Сторож кивнул и перевел разговор на другое.
— Ты мне, кажется, жевательного табаку с базара обещал привезти. Я за тем и шел сюда. Думаю, пойду спрошу насчет обещанного. Привыкнешь, так без него все не то.
— Привез, да еще какого! — отвечал Сувхан. — Покупаю у одного мужчины, выбираю по вкусу, а сам тебя вспоминаю: эх, дай бог, чтобы Сапару тоже понравился. А дома, заметь, табак я никогда не держу в сухом месте. Вон где держу, там прохладно и сыровато. Погоди-ка!
Сувхан подтянул бязевые штаны и отправился за табаком в кладовую, а внук, глядя на него из комнаты, все повторял про себя: «Пусть бежит и сама видит, куда бежит». Неплохо мыслит старичье.
Глава десятая
В Туркмении города видны издалека. Чуть не с полпути в утренней дымке показались чинары, водонапорная башня возле станция, хлопкоочистительный завод: бунты хлопка, накрытые брезентом, длинный забор. Таган был неразговорчив всю дорогу, мысленно готовился к визиту в райком и недоумевал: для чего Чарыяр увязался за ним. Верно, ему тоже звонили.
— Как бы не опоздать. В восемь, сказал Назаров? Нажимай-ка, парень, — торопил Чарыяр шофера, который и без того гнал вовсю.
Случилось хуже, чем ожидал Чарыяр. Вышли из машины, и Таган, взяв под мышку свою нарядную папку, взбежал на крыльцо, а он замешкался. Подтягивал пояс, одергивал гимнастерку, камчу прятал в глубь голенища — и лишь после всех этих приготовлений проследовал к Назарову. Толкнулся в дверь — заперта. Постучал робко, склонил ухо.
— Не стучите, — послышался за спиной голос секретарши, которая вошла в приемную с бумагами и села за машинку. — Никого не велел пускать. Он принял инженера.
— Мы вместе, по одному делу. — заволновался Чарыяр.
— Ждите, позовут.
— А забудут, так мне в приемной и торчать?
— Ладно. Понесу бумаги и доложу. Как у вас с севом?
— Как всегда. — Этого еще не хватало: отчитываться перед райкомовскими девчонками. Чарыяр без приглашения сел на стул.
— Плохо? Вы отстаете? — встревожилась секретарша и даже перестала печатать.
— Кончаем, говорю. Дохнуть некогда, а тут вот сиди жди. Неужто забыли?..
Нет, о нем не забыли. Уже зная о его приезде, Назаров велел запереть дверь.
Для приличия он осведомился о родичах Тагана: все ли у них там в порядке?

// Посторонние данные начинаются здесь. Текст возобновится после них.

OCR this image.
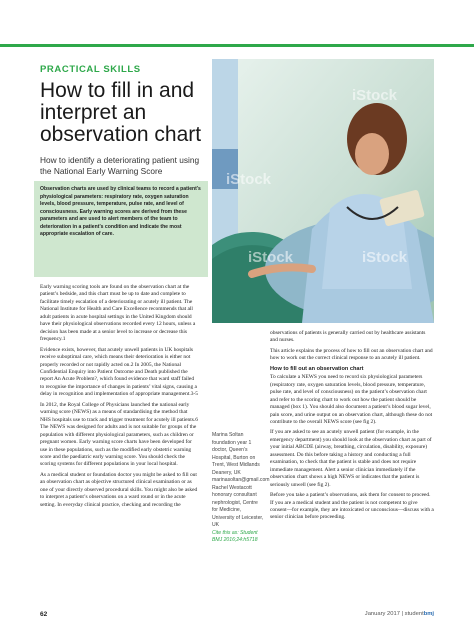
PRACTICAL SKILLS
How to fill in and interpret an observation chart
How to identify a deteriorating patient using the National Early Warning Score
Observation charts are used by clinical teams to record a patient’s physiological parameters: respiratory rate, oxygen saturation levels, blood pressure, temperature, pulse rate, and level of consciousness. Early warning scores are derived from these parameters and are used to alert members of the team to deterioration in a patient’s condition and indicate the most appropriate escalation of care.
iStock
iStock
iStock
iStock

Early warning scoring tools are found on the observation chart at the patient’s bedside, and this chart must be up to date and complete to facilitate timely escalation of a deteriorating or acutely ill patient. The National Institute for Health and Care Excellence recommends that all adult patients in acute hospital settings in the United Kingdom should have their physiological observations recorded every 12 hours, unless a decision has been made at a senior level to increase or decrease this frequency.1

Evidence exists, however, that acutely unwell patients in UK hospitals receive suboptimal care, which means their deterioration is either not properly recorded or not rapidly acted on.2 In 2005, the National Confidential Enquiry into Patient Outcome and Death published the report An Acute Problem?, which found evidence that ward staff failed to recognise the importance of changes in patients’ vital signs, causing a delay in recognition and implementation of appropriate management.3-5

In 2012, the Royal College of Physicians launched the national early warning score (NEWS) as a means of standardising the method that NHS hospitals use to track and trigger treatment for acutely ill patients.6 The NEWS was designed for adults and is not suitable for groups of the population with different physiological parameters, such as children or pregnant women. Early warning score charts have been developed for use in these populations, such as the modified early obstetric warning score and the paediatric early warning score. You should check the scoring systems for different populations in your local hospital.

As a medical student or foundation doctor you might be asked to fill out an observation chart as objective structured clinical examination or as one of your directly observed procedural skills. You might also be asked to interpret a patient’s observations on a ward round or in the acute setting. In everyday clinical practice, checking and recording the

Marina Soltan foundation year 1 doctor, Queen’s Hospital, Burton on Trent, West Midlands Deanery, UK
marinasoltan@gmail.com
Rachel Westacott honorary consultant nephrologist, Centre for Medicine, University of Leicester, UK
Cite this as: Student BMJ 2016;24:h5718

observations of patients is generally carried out by healthcare assistants and nurses.

This article explains the process of how to fill out an observation chart and how to work out the correct clinical response to an acutely ill patient.

How to fill out an observation chart

To calculate a NEWS you need to record six physiological parameters (respiratory rate, oxygen saturation levels, blood pressure, temperature, pulse rate, and level of consciousness) on the patient’s observation chart and refer to the scoring chart to work out how the patient should be managed (box 1). You should also document a patient’s blood sugar level, pain score, and urine output on an observation chart, although these do not contribute to the overall NEWS score (see fig 2).

If you are asked to see an acutely unwell patient (for example, in the emergency department) you should look at the observation chart as part of your initial ABCDE (airway, breathing, circulation, disability, exposure) assessment. Do this before taking a history and conducting a full examination, to check that the patient is stable and does not require immediate management. Alert a senior clinician immediately if the observation chart shows a high NEWS or indicates that the patient is seriously unwell (see fig 2).

Before you take a patient’s observations, ask them for consent to proceed. If you are a medical student and the patient is not competent to give consent—for example, they are intoxicated or unconscious—discuss with a senior clinician before proceeding.

62	January 2017 | studentbmj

— Жалоб, надеюсь, не будет? Как приятно с такими посетителями! Не надо жалоб. Да, да, будь на то моя власть, я все и всякие жалобы под сукно клал бы. Только б требования людей выполнял. — Назаров сел за узенький столик, ближе к инженеру, и они продолжили диалог, начатый на джаре. Теперь Таган уловил в этом седом человеке новую черточку: подкупающе вежливо, незаметно и с дальним заходом умел он наталкивать собеседника на любой важный для него вопрос и терпеливо добиваться исчерпывающего ответа.
Начал Назаров с того, что принялся выпячивать выгоды от Мертвой пади, особливо если бы удалось заполнить ее до вегетационных поливов. Вот основное, все прочие соображения существенны лишь в такой мере, в какой сулят нам хлопок, виноград и продукцию животноводства, подчеркнул он, нарываясь на спор.
Таган отметил про себя слишком уж очевидную старомодную утилитарность мышления и не утерпел — сразу сказал об этом. Доводы же, какими здесь оперируют, содержатся в докладной записке, присланной в Ашхабад. Кстати, неизвестно, кто ее главный вдохновитель, Назаров убежденнее других отстаивал убогую районную фантастику, как выразился Таган. Теперь он глушил уже с полуслова любой довод в поддержку докладной, азартно сокрушал рутинеров и в течение четверти часа успел разозлить секретаря райкома.